Fortuné ne voulait cependant pas s’en aller les mains vides.
– Ne partons pas trop vite d’ici, déclara-t-il. Aucun d’entre nous ne connaît le visage de Pépin. Nous pourrions très bien le croiser en compagnie de Boireau sans même savoir que c’est lui !
– Et ?… demanda Héloïse.
– Et… Suivez-moi !, répondit Fortuné en traversant la chaussée en direction de la boutique.
L’employé était assis devant une petite table sur laquelle il avait déplié un journal, lorsqu’il vit entrer cinq personnes dans le magasin, davantage qu’il n’en avait sans doute reçu depuis que le patron lui avait confié la boutique il y a quelques heures. Celle-ci se composait, outre cette table et quelques tabourets, d’un petit comptoir et d’étagères qui couraient le long des murs, du sol au plafond. Des sacs de grains, de fruits et de légumes étaient disposés çà et là. On apercevait au fond une petite arrière-boutique où s’alignaient des casiers de bouteilles de liqueur et de vin.

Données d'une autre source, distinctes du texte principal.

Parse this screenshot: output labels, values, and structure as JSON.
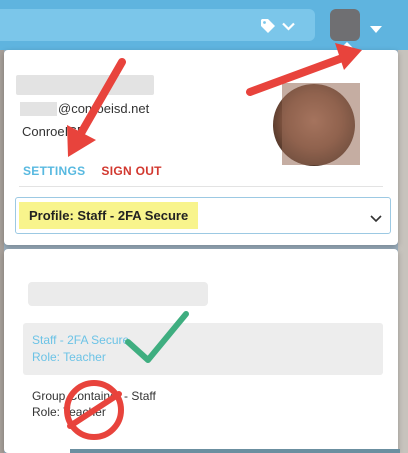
{
  "header": {
    "tag_icon": "tag-icon",
    "dropdown_icon": "chevron-down-icon",
    "avatar_caret_icon": "caret-down-icon"
  },
  "account": {
    "email_suffix": "@conroeisd.net",
    "district": "ConroeISD",
    "settings_label": "SETTINGS",
    "signout_label": "SIGN OUT"
  },
  "profile_select": {
    "selected": "Profile: Staff - 2FA Secure"
  },
  "profile_options": [
    {
      "line1": "Staff - 2FA Secure",
      "line2": "Role: Teacher",
      "active": true
    },
    {
      "line1": "Group Container - Staff",
      "line2": "Role: Teacher",
      "active": false
    }
  ],
  "colors": {
    "topbar": "#5fb4df",
    "link_blue": "#58b9e0",
    "signout_red": "#d2382f",
    "highlight_yellow": "#f8f48c",
    "arrow_red": "#e8433c",
    "check_green": "#3fae80"
  }
}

Le garçon avait une quinzaine d’années. Le poil poussait dru sur son menton et ses cheveux étaient retenus en arrière par un nœud. Il se leva d’un bon et replia son journal.
– Bonjour, commença Fortuné. Écoutez… Comme la femme qui vient de vous interroger, nous aimerions savoir où se trouve M. Pépin.
Il n’y croyait pas beaucoup, mais il ne fallait négliger aucune piste. Le garçon ouvrit la bouche comme s’il manquait d’air. Cela faisait beaucoup de monde qui demandait après son patron en si peu de temps. Pouvait-il être complice de Pépin ? se demanda Fortuné en répondant aussitôt par la négative. Il n’aurait su dire précisément pourquoi, mais il lui sembla que ce jeune épicier ne pouvait pas être mêlé à un complot contre le roi.
– Comment vous appelez-vous ? lui demanda Fortuné.
– François, Monsieur. Comme François Vidocq !
– … comme François Vidocq !… Bon.. hum… Eh bien François, nous sommes venus de Lyon pour obtenir réparation auprès de votre patron d’une mauvaise affaire dont il s’est rendu coupable…
– Pourquoi vous êtes tous déguisés ?
– … Pourquoi sommes-nous tous déguisés ?… Qu’est ce que…
– Vous êtes des amis de Vidocq ? C’est pour ça ?
– Nous, des amis de Vidocq ?…
– Vous allez continuer longtemps de répéter ce que je dis ?
– Si je vais conti… Corinne, Théo… Aidez-moi, je vous en prie !
Fortuné, à bout d’arguments, alla s’asseoir sur un tabouret. Champoiseau fit de même, essayant de masquer au mieux un fou rire qui lui tordait le bas du visage. Les trois autres restèrent debout, l’air amusé.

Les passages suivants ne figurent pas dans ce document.